Research (volume, income and reputation): 34%

  • Reputation survey: 18%
    The most prominent indicator in this category looks at a university’s reputation for research excellence among its peers, based on the responses to our annual Academic Reputation Survey (see above).
  • Research income: 6%
    Research income is scaled against staff numbers and adjusted for purchasing-power parity. This is a controversial indicator because it can be influenced by national policy and economic circumstances. But income is crucial to the development of world-class research, and because much of it is subject to competition and judged by peer review, our experts suggested that it was a valid measure. This indicator is fully normalised to take account of each university’s distinct subject profile, reflecting the fact that research grants in science subjects are often bigger than those awarded for the highest-quality social science, arts and humanities research.
  • Research productivity: 10%
    We count the number of papers published in the academic journals indexed by Elsevier’s Scopus database per scholar, scaled for institutional size and normalised for subject. This gives a sense of the university’s ability to get papers published in quality peer-reviewed journals.

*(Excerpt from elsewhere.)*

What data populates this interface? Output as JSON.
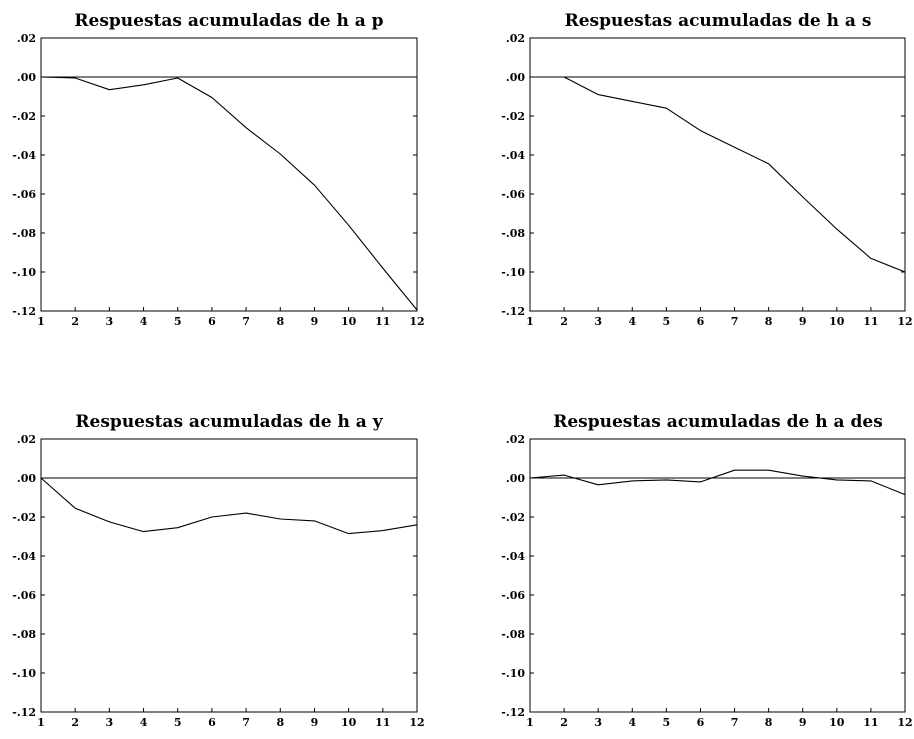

Citations (research influence): 20%

Our research influence indicator looks at universities’ role in spreading new knowledge and ideas.

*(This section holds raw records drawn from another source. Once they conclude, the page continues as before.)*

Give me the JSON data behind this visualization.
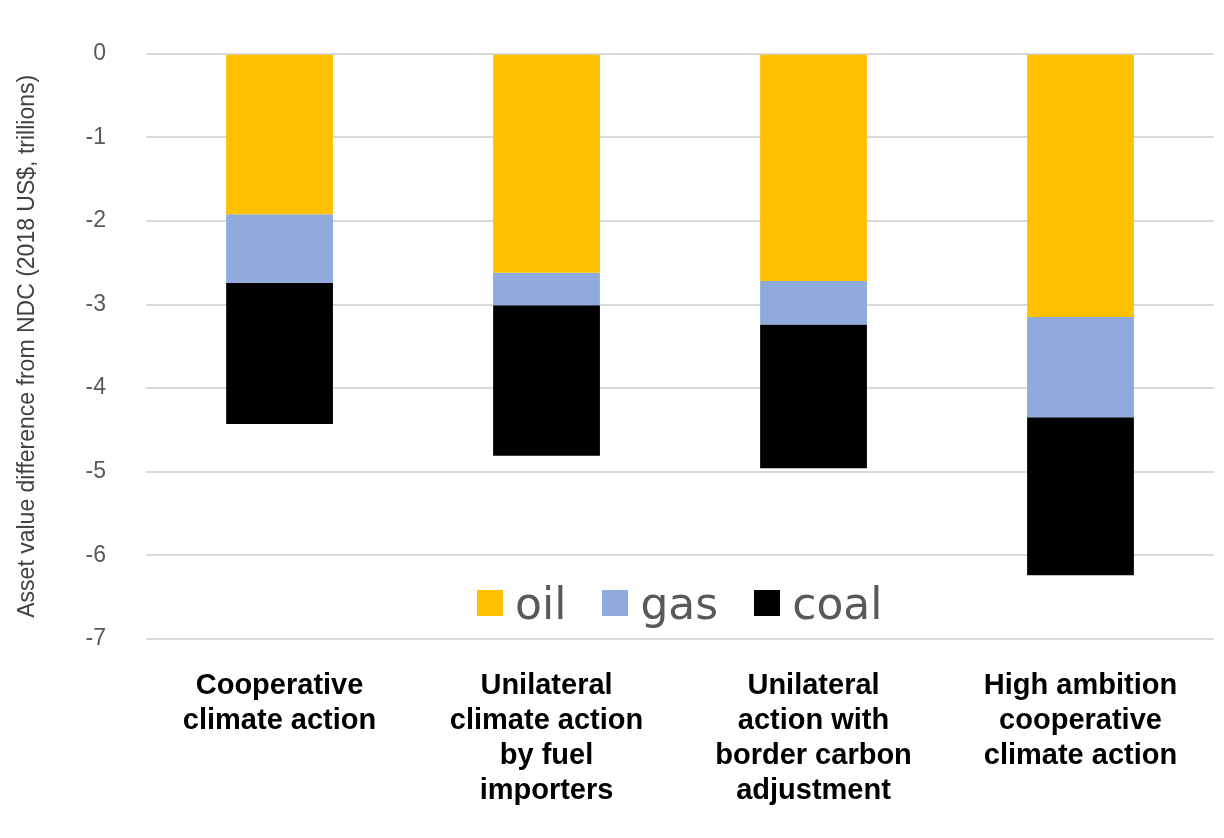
{
  "chart_data": {
    "type": "bar",
    "stacked": true,
    "ylabel": "Asset value difference from NDC (2018 US$, trillions)",
    "categories": [
      "Cooperative climate action",
      "Unilateral climate action by fuel importers",
      "Unilateral action with border carbon adjustment",
      "High ambition cooperative climate action"
    ],
    "series": [
      {
        "name": "oil",
        "color": "#ffc000",
        "values": [
          -1.92,
          -2.62,
          -2.72,
          -3.15
        ]
      },
      {
        "name": "gas",
        "color": "#8faadc",
        "values": [
          -0.82,
          -0.39,
          -0.52,
          -1.2
        ]
      },
      {
        "name": "coal",
        "color": "#000000",
        "values": [
          -1.69,
          -1.8,
          -1.72,
          -1.89
        ]
      }
    ],
    "ylim": [
      -7,
      0
    ],
    "yticks": [
      -7,
      -6,
      -5,
      -4,
      -3,
      -2,
      -1,
      0
    ],
    "grid": "y",
    "legend": "bottom"
  }
}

We examine research influence by capturing the number of times a university’s published work is cited by scholars globally. This year, our bibliometric data supplier Elsevier examined more than 51 million citations to 11.3 million journal articles, published over five years. The data are drawn from the 23,000 academic journals indexed by Elsevier’s Scopus database and include all indexed journals published between 2010 and 2014. Citations to these papers made in the six years from 2010 to 2015 are also collected.

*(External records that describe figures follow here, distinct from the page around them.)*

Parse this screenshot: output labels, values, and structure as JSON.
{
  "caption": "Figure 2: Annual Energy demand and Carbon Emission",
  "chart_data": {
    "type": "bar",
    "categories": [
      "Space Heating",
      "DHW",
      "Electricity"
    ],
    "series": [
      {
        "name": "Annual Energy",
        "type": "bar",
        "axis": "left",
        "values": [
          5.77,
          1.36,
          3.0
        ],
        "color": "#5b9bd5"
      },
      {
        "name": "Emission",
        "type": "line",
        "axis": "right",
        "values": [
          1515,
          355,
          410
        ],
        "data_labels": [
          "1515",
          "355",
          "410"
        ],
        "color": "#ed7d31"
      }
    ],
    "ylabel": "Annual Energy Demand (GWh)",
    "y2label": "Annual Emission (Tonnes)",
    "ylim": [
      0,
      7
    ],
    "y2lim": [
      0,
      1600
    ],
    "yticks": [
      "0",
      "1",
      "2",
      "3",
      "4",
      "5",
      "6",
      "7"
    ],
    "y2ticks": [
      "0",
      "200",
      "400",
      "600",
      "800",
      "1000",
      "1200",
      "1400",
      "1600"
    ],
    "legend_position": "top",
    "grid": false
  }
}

The citations help to show us how much each university is contributing to the sum of human knowledge: they tell us whose research has stood out, has been picked up and built on by other scholars and, most importantly, has been shared around the global scholarly community to expand the boundaries of our understanding, irrespective of discipline.

The data are fully normalised to reflect variations in citation volume between different subject areas. This means that institutions with high levels of research activity in subjects with traditionally high citation counts do not gain an unfair advantage.

This year we have removed the very small number of papers (649) with more than 1,000 authors from the citations indicator.

In previous years we have further normalised citation data within countries, with the aim of reducing the impact of measuring citations of English language publications. The change to Scopus as a data source has allowed us to reduce the level to which we do this. This year, we have blended equal measures of a country-adjusted and non-country-adjusted raw measure of citations scores. This reflects a more rigorous approach to international comparison of research publications.

International outlook (staff, students, research): 7.5%

  • International-to-domestic-student ratio: 2.5%
  • International-to-domestic-staff ratio: 2.5%
    The ability of a university to attract undergraduates, postgraduates and faculty from all over the planet is key to its success on the world stage.
  • International collaboration: 2.5%
    In the third international indicator, we calculate the proportion of a university’s total research journal publications that have at least one international co-author and reward higher volumes. This indicator is normalised to account for a university’s subject mix and uses the same five-year window as the “Citations: research influence” category.

Industry income (knowledge transfer): 2.5%

A university’s ability to help industry with innovations, inventions and consultancy has become a core mission of the contemporary global academy. This category seeks to capture such knowledge-transfer activity by looking at how much research income an institution earns from industry (adjusted for purchasing-power parity), scaled against the number of academic staff it employs.

The category suggests the extent to which businesses are willing to pay for research and a university’s ability to attract funding in the commercial marketplace – useful indicators of institutional quality.